Electricity generation was the only sector to clock an uptick, with a 1.4% rise this August from a year ago and a 1.3% growth over July 2022.
"Crucially, there are signs of slowdown seeping to other segments as well. IIP fell for capex-related segments such as infrastructure and construction goods (1.7% vs 3.8%) and capital goods (5% vs 5.7%). Declines also steepened for domestic-oriented consumer non-durables (-9.9% vs -2.8%). ...India will not be immune to effects of global slowdown, which will play out over the next 12 months. The hit to agricultural incomes from uneven monsoon could also weigh on domestic demand. These factors are significantly adding downside risks for industrial outlook going ahead," cautioned Joshi.

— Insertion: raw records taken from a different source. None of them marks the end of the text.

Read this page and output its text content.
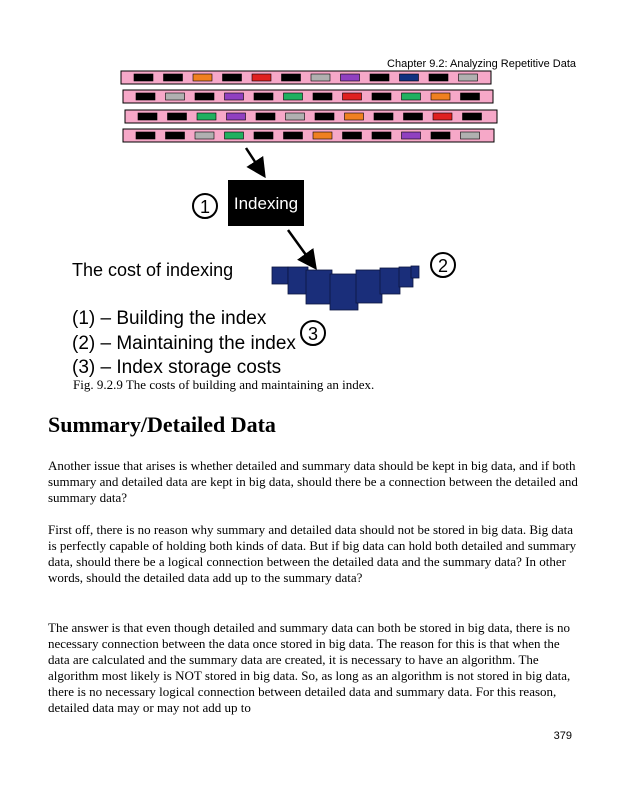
Chapter 9.2: Analyzing Repetitive Data
1 Indexing
2
3
The cost of indexing
(1) – Building the index
(2) – Maintaining the index
(3) – Index storage costs
Fig. 9.2.9 The costs of building and maintaining an index.
Summary/Detailed Data

Another issue that arises is whether detailed and summary data should be kept in big data, and if both summary and detailed data are kept in big data, should there be a connection between the detailed and summary data?

First off, there is no reason why summary and detailed data should not be stored in big data. Big data is perfectly capable of holding both kinds of data. But if big data can hold both detailed and summary data, should there be a logical connection between the detailed data and the summary data? In other words, should the detailed data add up to the summary data?

The answer is that even though detailed and summary data can both be stored in big data, there is no necessary connection between the data once stored in big data. The reason for this is that when the data are calculated and the summary data are created, it is necessary to have an algorithm. The algorithm most likely is NOT stored in big data. So, as long as an algorithm is not stored in big data, there is no necessary logical connection between detailed data and summary data. For this reason, detailed data may or may not add up to

379
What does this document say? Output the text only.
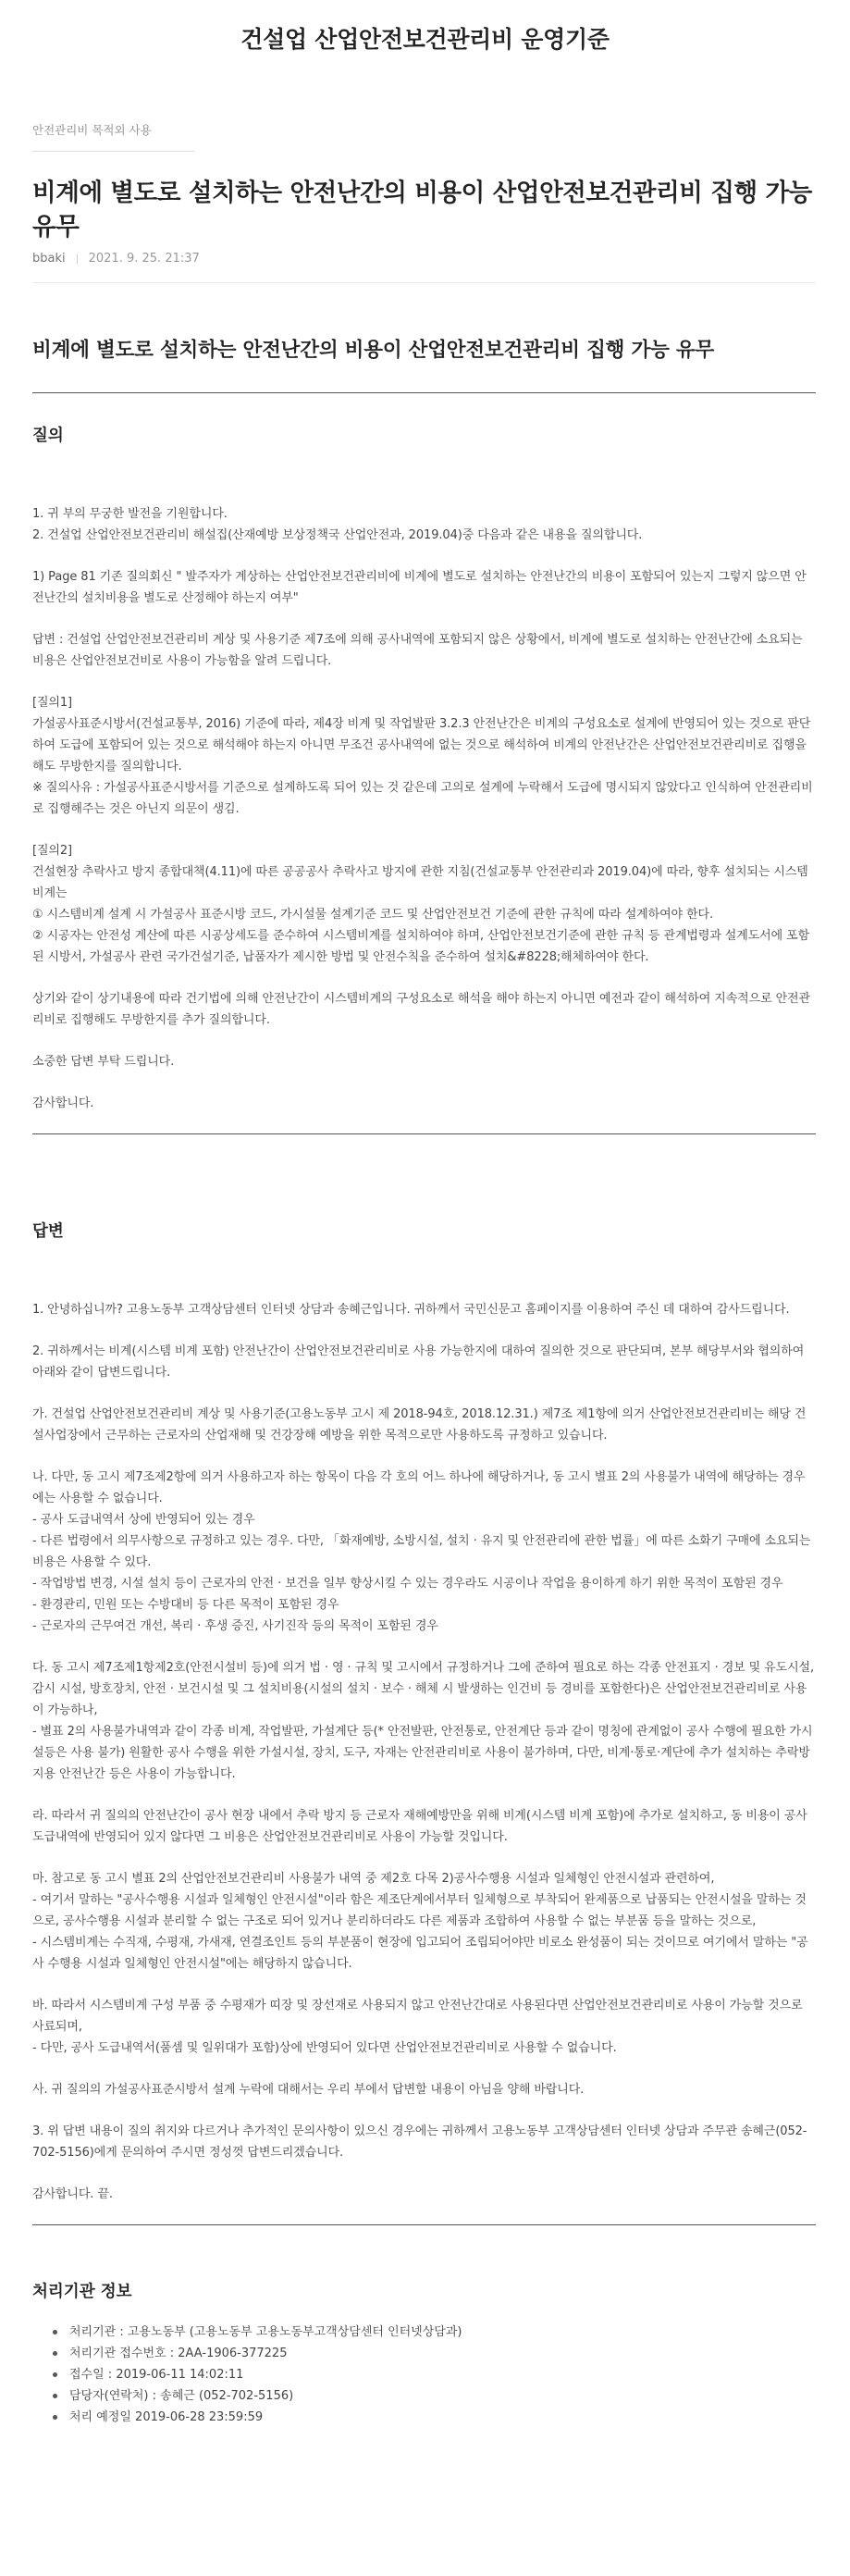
건설업 산업안전보건관리비 운영기준
안전관리비 목적외 사용
비계에 별도로 설치하는 안전난간의 비용이 산업안전보건관리비 집행 가능 유무
bbaki 2021. 9. 25. 21:37
비계에 별도로 설치하는 안전난간의 비용이 산업안전보건관리비 집행 가능 유무
질의
1. 귀 부의 무궁한 발전을 기원합니다.
2. 건설업 산업안전보건관리비 해설집(산재예방 보상정책국 산업안전과, 2019.04)중 다음과 같은 내용을 질의합니다.
1) Page 81 기존 질의회신 " 발주자가 계상하는 산업안전보건관리비에 비계에 별도로 설치하는 안전난간의 비용이 포함되어 있는지 그렇지 않으면 안전난간의 설치비용을 별도로 산정해야 하는지 여부"
답변 : 건설업 산업안전보건관리비 계상 및 사용기준 제7조에 의해 공사내역에 포함되지 않은 상황에서, 비계에 별도로 설치하는 안전난간에 소요되는 비용은 산업안전보건비로 사용이 가능함을 알려 드립니다.
[질의1]
가설공사표준시방서(건설교통부, 2016) 기준에 따라, 제4장 비계 및 작업발판 3.2.3 안전난간은 비계의 구성요소로 설계에 반영되어 있는 것으로 판단하여 도급에 포함되어 있는 것으로 해석해야 하는지 아니면 무조건 공사내역에 없는 것으로 해석하여 비계의 안전난간은 산업안전보건관리비로 집행을 해도 무방한지를 질의합니다.
※ 질의사유 : 가설공사표준시방서를 기준으로 설계하도록 되어 있는 것 같은데 고의로 설계에 누락해서 도급에 명시되지 않았다고 인식하여 안전관리비로 집행해주는 것은 아닌지 의문이 생김.
[질의2]
건설현장 추락사고 방지 종합대책(4.11)에 따른 공공공사 추락사고 방지에 관한 지침(건설교통부 안전관리과 2019.04)에 따라, 향후 설치되는 시스템비계는
① 시스템비계 설계 시 가설공사 표준시방 코드, 가시설물 설계기준 코드 및 산업안전보건 기준에 관한 규칙에 따라 설계하여야 한다.
② 시공자는 안전성 계산에 따른 시공상세도를 준수하여 시스템비계를 설치하여야 하며, 산업안전보건기준에 관한 규칙 등 관계법령과 설계도서에 포함된 시방서, 가설공사 관련 국가건설기준, 납품자가 제시한 방법 및 안전수칙을 준수하여 설치&#8228;해체하여야 한다.
상기와 같이 상기내용에 따라 건기법에 의해 안전난간이 시스템비계의 구성요소로 해석을 해야 하는지 아니면 예전과 같이 해석하여 지속적으로 안전관리비로 집행해도 무방한지를 추가 질의합니다.
소중한 답변 부탁 드립니다.
감사합니다.
답변
1. 안녕하십니까? 고용노동부 고객상담센터 인터넷 상담과 송혜근입니다. 귀하께서 국민신문고 홈페이지를 이용하여 주신 데 대하여 감사드립니다.
2. 귀하께서는 비계(시스템 비계 포함) 안전난간이 산업안전보건관리비로 사용 가능한지에 대하여 질의한 것으로 판단되며, 본부 해당부서와 협의하여 아래와 같이 답변드립니다.
가. 건설업 산업안전보건관리비 계상 및 사용기준(고용노동부 고시 제 2018-94호, 2018.12.31.) 제7조 제1항에 의거 산업안전보건관리비는 해당 건설사업장에서 근무하는 근로자의 산업재해 및 건강장해 예방을 위한 목적으로만 사용하도록 규정하고 있습니다.
나. 다만, 동 고시 제7조제2항에 의거 사용하고자 하는 항목이 다음 각 호의 어느 하나에 해당하거나, 동 고시 별표 2의 사용불가 내역에 해당하는 경우에는 사용할 수 없습니다.
- 공사 도급내역서 상에 반영되어 있는 경우
- 다른 법령에서 의무사항으로 규정하고 있는 경우. 다만, 「화재예방, 소방시설, 설치 · 유지 및 안전관리에 관한 법률」에 따른 소화기 구매에 소요되는 비용은 사용할 수 있다.
- 작업방법 변경, 시설 설치 등이 근로자의 안전 · 보건을 일부 향상시킬 수 있는 경우라도 시공이나 작업을 용이하게 하기 위한 목적이 포함된 경우
- 환경관리, 민원 또는 수방대비 등 다른 목적이 포함된 경우
- 근로자의 근무여건 개선, 복리 · 후생 증진, 사기진작 등의 목적이 포함된 경우
다. 동 고시 제7조제1항제2호(안전시설비 등)에 의거 법 · 영 · 규칙 및 고시에서 규정하거나 그에 준하여 필요로 하는 각종 안전표지 · 경보 및 유도시설, 감시 시설, 방호장치, 안전 · 보건시설 및 그 설치비용(시설의 설치 · 보수 · 해체 시 발생하는 인건비 등 경비를 포함한다)은 산업안전보건관리비로 사용이 가능하나,
- 별표 2의 사용불가내역과 같이 각종 비계, 작업발판, 가설계단 등(* 안전발판, 안전통로, 안전계단 등과 같이 명칭에 관계없이 공사 수행에 필요한 가시 설등은 사용 불가) 원활한 공사 수행을 위한 가설시설, 장치, 도구, 자재는 안전관리비로 사용이 불가하며, 다만, 비계·통로·계단에 추가 설치하는 추락방지용 안전난간 등은 사용이 가능합니다.
라. 따라서 귀 질의의 안전난간이 공사 현장 내에서 추락 방지 등 근로자 재해예방만을 위해 비계(시스템 비계 포함)에 추가로 설치하고, 동 비용이 공사도급내역에 반영되어 있지 않다면 그 비용은 산업안전보건관리비로 사용이 가능할 것입니다.
마. 참고로 동 고시 별표 2의 산업안전보건관리비 사용불가 내역 중 제2호 다목 2)공사수행용 시설과 일체형인 안전시설과 관련하여,
- 여기서 말하는 "공사수행용 시설과 일체형인 안전시설"이라 함은 제조단계에서부터 일체형으로 부착되어 완제품으로 납품되는 안전시설을 말하는 것으로, 공사수행용 시설과 분리할 수 없는 구조로 되어 있거나 분리하더라도 다른 제품과 조합하여 사용할 수 없는 부분품 등을 말하는 것으로,
- 시스템비계는 수직재, 수평재, 가새재, 연결조인트 등의 부분품이 현장에 입고되어 조립되어야만 비로소 완성품이 되는 것이므로 여기에서 말하는 "공사 수행용 시설과 일체형인 안전시설"에는 해당하지 않습니다.
바. 따라서 시스템비계 구성 부품 중 수평재가 띠장 및 장선재로 사용되지 않고 안전난간대로 사용된다면 산업안전보건관리비로 사용이 가능할 것으로 사료되며,
- 다만, 공사 도급내역서(품셈 및 일위대가 포함)상에 반영되어 있다면 산업안전보건관리비로 사용할 수 없습니다.
사. 귀 질의의 가설공사표준시방서 설계 누락에 대해서는 우리 부에서 답변할 내용이 아님을 양해 바랍니다.
3. 위 답변 내용이 질의 취지와 다르거나 추가적인 문의사항이 있으신 경우에는 귀하께서 고용노동부 고객상담센터 인터넷 상담과 주무관 송혜근(052-702-5156)에게 문의하여 주시면 정성껏 답변드리겠습니다.
감사합니다. 끝.
처리기관 정보
처리기관 : 고용노동부 (고용노동부 고용노동부고객상담센터 인터넷상담과)
처리기관 접수번호 : 2AA-1906-377225
접수일 : 2019-06-11 14:02:11
담당자(연락처) : 송혜근 (052-702-5156)
처리 예정일 2019-06-28 23:59:59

Both the World Bank and the International Monetary Fund have revised down their growth projections for India to 6.5%and 6.8%, respectively, for fiscal year 2023, while the RBI too reduced its FY23 growth forecast to 7 per cent from 7.2 per cent estimated earlier.
On the bright side, thanks to a domestic demand-oriented economy, India's post-pandemic recovery remains on track, although slower than anticipated at the start of the year as inflation rose.
"High domestic inflation has forced RBI to tighten monetary policy and is curbing the purchasing power of the poor, because energy and food, key drivers of current inflation, account for a chunk of their consumption basket. But there are also factors supporting growth. A rebound in contact-based services is boosting growth. A broadly normal monsoon should support agriculture production and help control food inflation," wrote Louis Kuijs, chief economist Asia-Pacific, S&P Global Ratings in the Economic Times.